When you added NaOH solution drop-wise with stirring, NaOH dissociated to produce hydroxide ions (OH⁻). These hydroxide ions react with the positively charged protein molecules, neutralizing their charges. The process can be represented as RCOO⁻ + OH⁻ → RCOOH + OH⁻. As a result, the protein becomes uncharged, and the suspension is eliminated. The neutralized protein can dissolve more readily in water because there are no longer strong positive charges to attract negative water molecules.

On the other hand, when you added acid to the original suspension, there was no notable effect. This lack of effect is because the acidic solution already contained an excess of H⁺ ions. Since the protein was already positively charged in the acidic environment, the addition of more H⁺ ions did not significantly alter the protein's charge or its ability to dissolve.

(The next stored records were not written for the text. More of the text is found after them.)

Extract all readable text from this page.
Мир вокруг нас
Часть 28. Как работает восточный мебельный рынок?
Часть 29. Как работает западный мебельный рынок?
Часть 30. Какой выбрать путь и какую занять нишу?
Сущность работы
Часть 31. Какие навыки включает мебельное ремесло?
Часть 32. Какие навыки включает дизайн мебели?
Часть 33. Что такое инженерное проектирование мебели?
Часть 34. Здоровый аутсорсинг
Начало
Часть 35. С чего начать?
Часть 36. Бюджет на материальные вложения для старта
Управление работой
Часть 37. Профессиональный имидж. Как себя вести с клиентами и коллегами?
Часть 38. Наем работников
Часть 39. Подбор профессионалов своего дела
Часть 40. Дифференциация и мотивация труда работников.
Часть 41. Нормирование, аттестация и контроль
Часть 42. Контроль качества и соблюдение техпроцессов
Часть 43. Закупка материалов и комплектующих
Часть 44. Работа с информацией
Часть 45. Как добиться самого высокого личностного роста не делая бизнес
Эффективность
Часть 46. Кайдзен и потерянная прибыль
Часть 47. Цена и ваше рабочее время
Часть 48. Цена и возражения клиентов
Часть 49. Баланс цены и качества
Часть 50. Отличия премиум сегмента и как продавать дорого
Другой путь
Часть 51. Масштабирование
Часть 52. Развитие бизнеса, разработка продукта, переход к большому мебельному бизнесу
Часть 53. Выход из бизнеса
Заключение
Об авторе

In summary, the observed phenomenon can be explained by the change in the protein's charge due to the surrounding pH. In an acidic solution, the protein becomes positively charged and forms a suspension. When a basic solution (NaOH) is added, the hydroxide ions neutralize the protein's positive charges, allowing it to dissolve. However, adding acid to the original suspension does not alter the protein's charge significantly and therefore has no effect on its solubility.